- • High overall survival rates after repeat hepatectomy, even in patients suffering from very early recurrence of CRLM.
- • No consensus on the definition of early recurrence exists.
- • Disease-free interval should not be used as selection criterion per se for repeat hepatectomy.
- • A disease-free interval of more than twelve months is a favorable prognostic factor for overall survival after repeat hepatectomy.
The benefit of repeat hepatectomy in patients with early recurrence of colorectal cancer liver metastases (CRLM) is questioned, in particular in those suffering from recurrence within three to six months following initial hepatectomy. The aim of this review was therefore to assess whether disease-free interval was associated with overall survival in patients undergoing repeat hepatectomy for recurrent CRLM.
A systematic review and meta-analysis was conducted, according to PRISMA guidelines. PubMed, Embase and Cochrane Library databases were searched from database inception to 6th June 2020. Observational studies describing results of repeat hepatectomy for recurrent CRLM, including (disease-free) interval between hepatic resections and overall survival were included. Patients undergoing repeat hepatectomy within three months or additional resection of extrahepatic disease were excluded from meta-analysis.
The initial search identified 2159 records, of which 28 were included for qualitative synthesis. A meta-analysis of 15 cohort studies was performed, comprising 1039 eligible patients. Median overall survival of 54.0 months [95 %-CI: 38.6–69.4] was observed after repeat hepatectomy in patients suffering from recurrent CRLM between three to six months compared to 53.0 months [95 %-CI: 44.3–61.6] for patients with recurrent CRLM between seven to twelve months (adjusted HR = 0.89, 95 %-CI: 0.66–1.18; p = 0.410), and 60.0 months [95 %-CI: 52.7–67.3] for patients with recurrent CRLM after twelve months (adjusted HR = 0.70, 95 %-CI: 0.53−0.92; p = 0.012).
Disease-free interval is considered a prognostic factor for overall survival, but should not be used as selection criterion per se for repeat hepatectomy in patients suffering from recurrent CRLM.
Patients suffering from colorectal cancer liver metastases (CRLM) develop recurrent metastases in the liver remnant after initial treatment with curative intent in over 50 % of patients [ , ]. The majority of patients develop these recurrences within two years after initial hepatectomy [ ]. Since 1980 repeat hepatic resections have been performed in highly selected patients.
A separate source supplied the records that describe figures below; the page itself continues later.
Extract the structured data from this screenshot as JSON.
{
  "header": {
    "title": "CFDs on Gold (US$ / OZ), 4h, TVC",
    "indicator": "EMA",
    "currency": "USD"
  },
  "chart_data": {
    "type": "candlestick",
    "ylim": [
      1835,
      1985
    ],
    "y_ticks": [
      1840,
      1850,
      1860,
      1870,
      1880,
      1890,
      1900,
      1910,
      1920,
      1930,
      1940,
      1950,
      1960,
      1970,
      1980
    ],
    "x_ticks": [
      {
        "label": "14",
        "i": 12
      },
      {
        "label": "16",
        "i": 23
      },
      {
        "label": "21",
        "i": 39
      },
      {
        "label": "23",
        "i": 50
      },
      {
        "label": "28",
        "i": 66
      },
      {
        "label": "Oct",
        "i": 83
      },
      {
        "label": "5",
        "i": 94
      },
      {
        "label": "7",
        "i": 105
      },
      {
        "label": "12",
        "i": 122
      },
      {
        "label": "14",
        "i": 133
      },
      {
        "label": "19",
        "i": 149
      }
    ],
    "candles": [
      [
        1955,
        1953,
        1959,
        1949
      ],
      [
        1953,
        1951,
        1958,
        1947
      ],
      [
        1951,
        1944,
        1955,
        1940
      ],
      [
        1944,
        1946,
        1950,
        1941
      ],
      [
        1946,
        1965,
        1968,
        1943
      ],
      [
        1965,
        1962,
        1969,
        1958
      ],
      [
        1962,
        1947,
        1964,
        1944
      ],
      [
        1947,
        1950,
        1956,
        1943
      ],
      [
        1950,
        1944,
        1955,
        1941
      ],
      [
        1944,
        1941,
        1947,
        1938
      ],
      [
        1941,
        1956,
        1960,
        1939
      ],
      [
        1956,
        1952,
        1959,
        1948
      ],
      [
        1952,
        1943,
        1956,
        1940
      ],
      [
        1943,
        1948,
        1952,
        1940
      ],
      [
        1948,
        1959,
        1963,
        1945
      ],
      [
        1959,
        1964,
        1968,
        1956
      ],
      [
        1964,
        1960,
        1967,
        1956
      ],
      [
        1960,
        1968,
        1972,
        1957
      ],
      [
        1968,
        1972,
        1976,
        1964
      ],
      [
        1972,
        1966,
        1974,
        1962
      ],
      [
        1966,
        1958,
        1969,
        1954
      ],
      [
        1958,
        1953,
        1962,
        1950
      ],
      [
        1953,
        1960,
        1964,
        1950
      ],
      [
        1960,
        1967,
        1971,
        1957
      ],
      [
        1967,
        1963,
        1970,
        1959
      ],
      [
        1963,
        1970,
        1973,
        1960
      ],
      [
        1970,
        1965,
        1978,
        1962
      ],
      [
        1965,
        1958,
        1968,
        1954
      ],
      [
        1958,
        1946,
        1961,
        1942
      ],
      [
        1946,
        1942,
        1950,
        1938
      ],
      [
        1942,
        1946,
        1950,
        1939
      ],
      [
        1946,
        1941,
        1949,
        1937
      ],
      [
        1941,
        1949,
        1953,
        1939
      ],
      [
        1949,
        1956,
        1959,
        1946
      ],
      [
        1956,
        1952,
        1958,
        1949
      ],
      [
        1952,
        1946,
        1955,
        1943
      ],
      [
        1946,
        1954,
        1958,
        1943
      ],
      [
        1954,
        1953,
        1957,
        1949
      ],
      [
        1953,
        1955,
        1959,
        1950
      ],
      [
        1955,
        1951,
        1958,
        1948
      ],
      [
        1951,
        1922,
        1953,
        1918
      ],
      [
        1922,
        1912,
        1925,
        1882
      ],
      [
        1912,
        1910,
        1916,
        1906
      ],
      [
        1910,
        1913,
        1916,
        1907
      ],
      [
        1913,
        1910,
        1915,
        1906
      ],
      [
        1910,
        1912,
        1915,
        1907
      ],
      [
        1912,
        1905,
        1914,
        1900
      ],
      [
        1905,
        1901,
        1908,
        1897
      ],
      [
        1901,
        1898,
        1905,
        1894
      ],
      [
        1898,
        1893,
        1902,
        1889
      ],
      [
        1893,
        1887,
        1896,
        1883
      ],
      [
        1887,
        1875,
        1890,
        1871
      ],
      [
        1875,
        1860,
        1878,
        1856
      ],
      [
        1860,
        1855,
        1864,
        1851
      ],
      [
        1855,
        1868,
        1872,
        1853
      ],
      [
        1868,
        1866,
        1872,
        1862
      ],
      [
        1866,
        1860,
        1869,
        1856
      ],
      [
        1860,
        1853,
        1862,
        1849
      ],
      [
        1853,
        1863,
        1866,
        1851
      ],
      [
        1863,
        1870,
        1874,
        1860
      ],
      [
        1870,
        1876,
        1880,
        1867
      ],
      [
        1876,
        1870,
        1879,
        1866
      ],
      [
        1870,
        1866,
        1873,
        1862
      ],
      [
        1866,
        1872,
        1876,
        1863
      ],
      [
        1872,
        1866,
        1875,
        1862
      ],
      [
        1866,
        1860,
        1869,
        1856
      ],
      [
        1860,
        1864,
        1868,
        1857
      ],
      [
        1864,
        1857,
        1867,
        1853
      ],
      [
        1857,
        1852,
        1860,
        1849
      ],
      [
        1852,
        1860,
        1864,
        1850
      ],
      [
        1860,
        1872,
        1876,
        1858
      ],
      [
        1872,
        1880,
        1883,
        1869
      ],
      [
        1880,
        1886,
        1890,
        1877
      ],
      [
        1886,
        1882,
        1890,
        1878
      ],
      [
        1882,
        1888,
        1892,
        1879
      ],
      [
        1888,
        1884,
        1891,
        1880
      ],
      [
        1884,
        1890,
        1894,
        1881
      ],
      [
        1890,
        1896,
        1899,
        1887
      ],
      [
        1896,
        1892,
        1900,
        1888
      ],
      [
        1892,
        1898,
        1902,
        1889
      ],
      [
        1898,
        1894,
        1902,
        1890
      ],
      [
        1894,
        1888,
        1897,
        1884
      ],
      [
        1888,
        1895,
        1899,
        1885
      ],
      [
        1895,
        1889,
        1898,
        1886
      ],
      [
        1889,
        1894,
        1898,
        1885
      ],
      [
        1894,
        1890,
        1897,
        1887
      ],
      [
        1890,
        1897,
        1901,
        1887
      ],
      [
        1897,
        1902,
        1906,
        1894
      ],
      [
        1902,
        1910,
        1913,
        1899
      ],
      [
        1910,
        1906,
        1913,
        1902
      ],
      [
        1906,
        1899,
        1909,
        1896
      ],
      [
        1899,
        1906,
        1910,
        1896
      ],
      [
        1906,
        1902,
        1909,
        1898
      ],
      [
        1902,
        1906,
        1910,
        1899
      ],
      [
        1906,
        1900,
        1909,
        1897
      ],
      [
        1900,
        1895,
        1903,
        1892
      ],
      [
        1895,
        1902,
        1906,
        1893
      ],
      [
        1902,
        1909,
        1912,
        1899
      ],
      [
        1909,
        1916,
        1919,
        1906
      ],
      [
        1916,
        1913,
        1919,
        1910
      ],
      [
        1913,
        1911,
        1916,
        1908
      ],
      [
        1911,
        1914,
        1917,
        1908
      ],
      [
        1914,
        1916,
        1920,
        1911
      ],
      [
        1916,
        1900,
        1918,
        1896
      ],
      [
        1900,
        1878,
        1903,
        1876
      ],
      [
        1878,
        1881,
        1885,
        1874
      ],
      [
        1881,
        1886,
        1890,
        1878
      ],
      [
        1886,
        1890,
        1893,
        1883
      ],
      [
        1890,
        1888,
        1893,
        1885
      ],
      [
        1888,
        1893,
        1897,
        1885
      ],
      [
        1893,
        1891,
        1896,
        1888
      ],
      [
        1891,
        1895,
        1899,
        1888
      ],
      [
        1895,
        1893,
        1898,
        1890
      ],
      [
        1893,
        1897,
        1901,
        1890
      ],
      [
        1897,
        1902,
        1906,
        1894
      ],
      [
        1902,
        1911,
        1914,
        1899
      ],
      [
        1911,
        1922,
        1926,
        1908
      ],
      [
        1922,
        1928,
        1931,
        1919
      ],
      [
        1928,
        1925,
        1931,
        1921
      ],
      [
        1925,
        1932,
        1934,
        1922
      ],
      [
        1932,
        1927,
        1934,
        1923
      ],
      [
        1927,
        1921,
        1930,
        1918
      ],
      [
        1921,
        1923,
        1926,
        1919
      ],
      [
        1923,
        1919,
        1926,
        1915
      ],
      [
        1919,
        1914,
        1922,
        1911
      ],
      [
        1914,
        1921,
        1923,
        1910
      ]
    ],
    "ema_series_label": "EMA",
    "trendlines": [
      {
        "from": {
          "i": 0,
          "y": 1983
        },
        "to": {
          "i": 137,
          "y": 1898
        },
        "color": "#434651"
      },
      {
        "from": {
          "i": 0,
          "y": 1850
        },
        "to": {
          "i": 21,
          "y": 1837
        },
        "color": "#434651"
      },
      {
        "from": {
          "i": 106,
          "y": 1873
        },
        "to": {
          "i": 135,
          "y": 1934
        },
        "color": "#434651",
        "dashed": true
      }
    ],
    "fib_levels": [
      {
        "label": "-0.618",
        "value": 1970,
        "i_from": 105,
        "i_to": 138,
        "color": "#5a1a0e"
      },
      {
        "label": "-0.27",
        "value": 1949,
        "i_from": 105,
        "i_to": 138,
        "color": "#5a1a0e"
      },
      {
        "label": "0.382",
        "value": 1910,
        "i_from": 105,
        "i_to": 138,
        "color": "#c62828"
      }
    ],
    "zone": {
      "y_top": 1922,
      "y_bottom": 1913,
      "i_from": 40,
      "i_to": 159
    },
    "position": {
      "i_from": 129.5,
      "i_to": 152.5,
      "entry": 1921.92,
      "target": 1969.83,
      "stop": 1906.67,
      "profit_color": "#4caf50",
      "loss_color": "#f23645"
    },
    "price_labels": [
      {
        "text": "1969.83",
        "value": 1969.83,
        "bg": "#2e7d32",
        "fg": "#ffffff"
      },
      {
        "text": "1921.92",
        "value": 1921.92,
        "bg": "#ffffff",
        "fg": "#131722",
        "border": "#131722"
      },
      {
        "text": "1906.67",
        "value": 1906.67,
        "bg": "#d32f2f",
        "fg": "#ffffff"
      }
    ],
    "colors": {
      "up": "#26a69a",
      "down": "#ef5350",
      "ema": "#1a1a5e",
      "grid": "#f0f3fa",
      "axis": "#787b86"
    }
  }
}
Ever since, low mortality and morbidity rates after these procedures were described [ , ]. Repeat hepatic resection is therefore considered a safe and effective treatment for patients with recurrence of CRLM [ ].
Repeat hepatic resections were increasingly performed in the last decades, as developments in surgical techniques and minimally invasive local treatment strategies (i.e. thermal and microwave ablative techniques) resulted in a more aggressive approach towards treatment of recurrent CRLM [ ]. As result of this approach, and with the introduction of new systemic therapy regimens, improved overall survival rates have been reported for patient suffering from recurrent CRLM [ ].
Selection of patients for repeat hepatectomy is based on technical and oncological aspects [ ]. Multiple prognostic factors for overall survival after repeat hepatectomy have been identified to tailor selection of patients eligible for repeat hepatic resection. A disease-free interval (DFI) of less than twelve months between hepatic resections has been established as poor prognostic factor for overall survival [ ]. Although local treatment of metastases is the only treatment with curative intent, the potential benefit of repeat hepatectomy may be questioned in patients with short tumor doubling time, as these patients are believed to have an aggressive tumor biology [ , ]. Poor survival rates for patients with short DFI have been reported, particularly in patients suffering from new recurrences within three to six months [ ]. However, no consensus on the definition of early recurrence exists [ ]. As the potential benefit of repeat hepatectomy, in particular in patients with recurrence within six months following initial hepatectomy, is frequently debated in multidisciplinary team meetings, knowledge on the anticipated survival of patients undergoing repeat hepatectomy for early recurrence of CRLM could provide guidance. The aim of this review was therefore to assess whether a DFI of six months or less was associated with overall survival after repeat hepatectomy in patients suffering from recurrent CRLM.